BioCity Turku Awarded the Elias Tillandz Prize to the Best Publications of the Year

25.08.2014

The Elias Tillandz prize 2013 was awarded to the two best scientific publications of 2013 by the researchers at BioCity Turku.

he leaders of the research groups, Professor Lea Sistonen and Riitta Lahesmaa, received the Tillandz prize at the BioCity symposium on 21 August 2014. Vice Rector Kalle-Antti Suominen of the University of Turku, who opened the symposium, awarded the prize.

​The 24th BioCity symposium started on Thursday 21 August 2014 with the Eliaz Tillandz prize ceremony. The prize was awarded to the two best scientific publications of 2013 and the winners were an article of the research group lead by Professor Riitta Lahesmaa and an article of the research group lead by Professor Lea Sistonen.

The articles were chosen by the Scientific Advisory Board of BioCity Turku that is comprised of international top researchers and chaired by Professor Matthias Hentze of the University of Heidelberg. This year, the articles concerned the regulation of white blood cells and heat shock factors in genomewide transcriptional response to acute stress.

The research article of Lahesmaa’s group titled Global Chromatin State Analysis Reveals Lineage-Specific Enhancers during the Initiation of Human T helper 1 and T helper 2 Cell Polarization was published in the renowned Immunity journal. The researchers in Lahesmaa’s group are R. David Hawkins, Antti Larjo, Subhash K. Tripathi, Ulrich Wagner, Ying Luu, Tapio Lönnberg, Sunil K. Raghav, Leonard K. Lee, Riikka Lund, Bing Ren and Harri Lähdesmäki.

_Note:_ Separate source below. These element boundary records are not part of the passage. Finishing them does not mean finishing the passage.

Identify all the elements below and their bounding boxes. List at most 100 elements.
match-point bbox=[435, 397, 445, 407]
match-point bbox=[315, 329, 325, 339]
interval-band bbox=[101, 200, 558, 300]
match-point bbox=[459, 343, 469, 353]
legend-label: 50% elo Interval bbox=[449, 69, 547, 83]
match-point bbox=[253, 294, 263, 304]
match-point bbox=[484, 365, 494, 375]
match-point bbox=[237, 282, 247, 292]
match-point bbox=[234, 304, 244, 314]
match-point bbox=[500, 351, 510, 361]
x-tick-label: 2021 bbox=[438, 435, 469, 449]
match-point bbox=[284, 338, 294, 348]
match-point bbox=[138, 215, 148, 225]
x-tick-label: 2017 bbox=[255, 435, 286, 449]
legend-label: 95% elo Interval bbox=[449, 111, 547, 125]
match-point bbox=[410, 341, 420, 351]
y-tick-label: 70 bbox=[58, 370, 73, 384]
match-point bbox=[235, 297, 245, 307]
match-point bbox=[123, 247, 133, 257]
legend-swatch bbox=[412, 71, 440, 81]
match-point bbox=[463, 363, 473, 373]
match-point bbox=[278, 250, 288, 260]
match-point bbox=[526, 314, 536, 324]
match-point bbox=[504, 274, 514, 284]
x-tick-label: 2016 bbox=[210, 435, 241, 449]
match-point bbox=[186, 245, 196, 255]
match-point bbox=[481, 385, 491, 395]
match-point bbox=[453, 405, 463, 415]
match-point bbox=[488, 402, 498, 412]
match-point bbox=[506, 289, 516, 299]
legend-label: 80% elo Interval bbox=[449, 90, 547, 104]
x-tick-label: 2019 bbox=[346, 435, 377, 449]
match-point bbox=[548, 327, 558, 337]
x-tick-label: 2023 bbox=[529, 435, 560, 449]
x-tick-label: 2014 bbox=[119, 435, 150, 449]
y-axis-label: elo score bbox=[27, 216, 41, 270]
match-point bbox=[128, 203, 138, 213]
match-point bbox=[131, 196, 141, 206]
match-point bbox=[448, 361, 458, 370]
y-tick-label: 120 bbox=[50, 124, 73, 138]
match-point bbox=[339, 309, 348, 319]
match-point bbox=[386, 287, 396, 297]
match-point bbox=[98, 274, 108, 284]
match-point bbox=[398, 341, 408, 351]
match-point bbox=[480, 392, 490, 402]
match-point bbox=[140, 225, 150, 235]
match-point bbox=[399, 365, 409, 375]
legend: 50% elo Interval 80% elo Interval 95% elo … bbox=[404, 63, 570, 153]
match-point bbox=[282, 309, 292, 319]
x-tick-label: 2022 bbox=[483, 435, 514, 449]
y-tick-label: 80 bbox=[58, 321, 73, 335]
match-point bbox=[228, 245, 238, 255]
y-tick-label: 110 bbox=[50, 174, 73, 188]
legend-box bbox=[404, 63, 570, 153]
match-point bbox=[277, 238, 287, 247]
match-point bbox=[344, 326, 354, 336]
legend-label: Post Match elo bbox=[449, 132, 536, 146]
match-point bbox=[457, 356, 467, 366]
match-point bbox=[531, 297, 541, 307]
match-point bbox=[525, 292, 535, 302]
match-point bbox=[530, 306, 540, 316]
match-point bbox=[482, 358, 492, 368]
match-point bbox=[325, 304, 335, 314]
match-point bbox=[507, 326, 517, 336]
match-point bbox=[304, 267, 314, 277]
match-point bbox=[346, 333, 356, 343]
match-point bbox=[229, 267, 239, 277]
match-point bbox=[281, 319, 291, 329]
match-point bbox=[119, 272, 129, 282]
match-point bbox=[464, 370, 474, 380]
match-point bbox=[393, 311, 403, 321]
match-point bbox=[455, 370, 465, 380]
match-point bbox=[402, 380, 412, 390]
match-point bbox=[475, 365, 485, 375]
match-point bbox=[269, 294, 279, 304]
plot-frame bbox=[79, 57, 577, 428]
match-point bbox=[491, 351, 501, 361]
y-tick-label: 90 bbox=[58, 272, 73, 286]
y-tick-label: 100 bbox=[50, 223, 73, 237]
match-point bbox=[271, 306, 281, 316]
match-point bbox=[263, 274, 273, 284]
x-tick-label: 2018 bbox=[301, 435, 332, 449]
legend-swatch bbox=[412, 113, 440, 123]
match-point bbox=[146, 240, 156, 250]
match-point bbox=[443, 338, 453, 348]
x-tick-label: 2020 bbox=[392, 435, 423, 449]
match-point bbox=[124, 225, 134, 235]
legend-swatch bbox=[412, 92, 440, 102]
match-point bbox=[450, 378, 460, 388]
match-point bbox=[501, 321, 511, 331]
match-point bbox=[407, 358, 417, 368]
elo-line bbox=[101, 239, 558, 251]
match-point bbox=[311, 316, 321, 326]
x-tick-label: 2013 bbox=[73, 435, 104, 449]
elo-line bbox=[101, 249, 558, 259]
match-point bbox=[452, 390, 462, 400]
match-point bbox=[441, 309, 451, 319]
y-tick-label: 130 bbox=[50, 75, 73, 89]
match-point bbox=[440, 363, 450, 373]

The research of Sistonen’s group was published in the Proceedings of the National Academy of Science of the United States of America journal, titled Transcriptional response to stress in the dynamic chromatin environment of cycling and mitotic cells. The research group includes Anniina Vihervaara, Christian Sergelius, Jenni Vasara, Malin A. H. Blom, Alexandra N. Elsing and Pia Roos-Mattjus.

The Tillandz prize is named after Professor Elias Tillandz (1640–1693) of the Royal Academy of Turku, who brought empirical research to Turku and published the first scientific research of the region. The prize includes a grant and it is supported by Åbo Akademi University Endowment.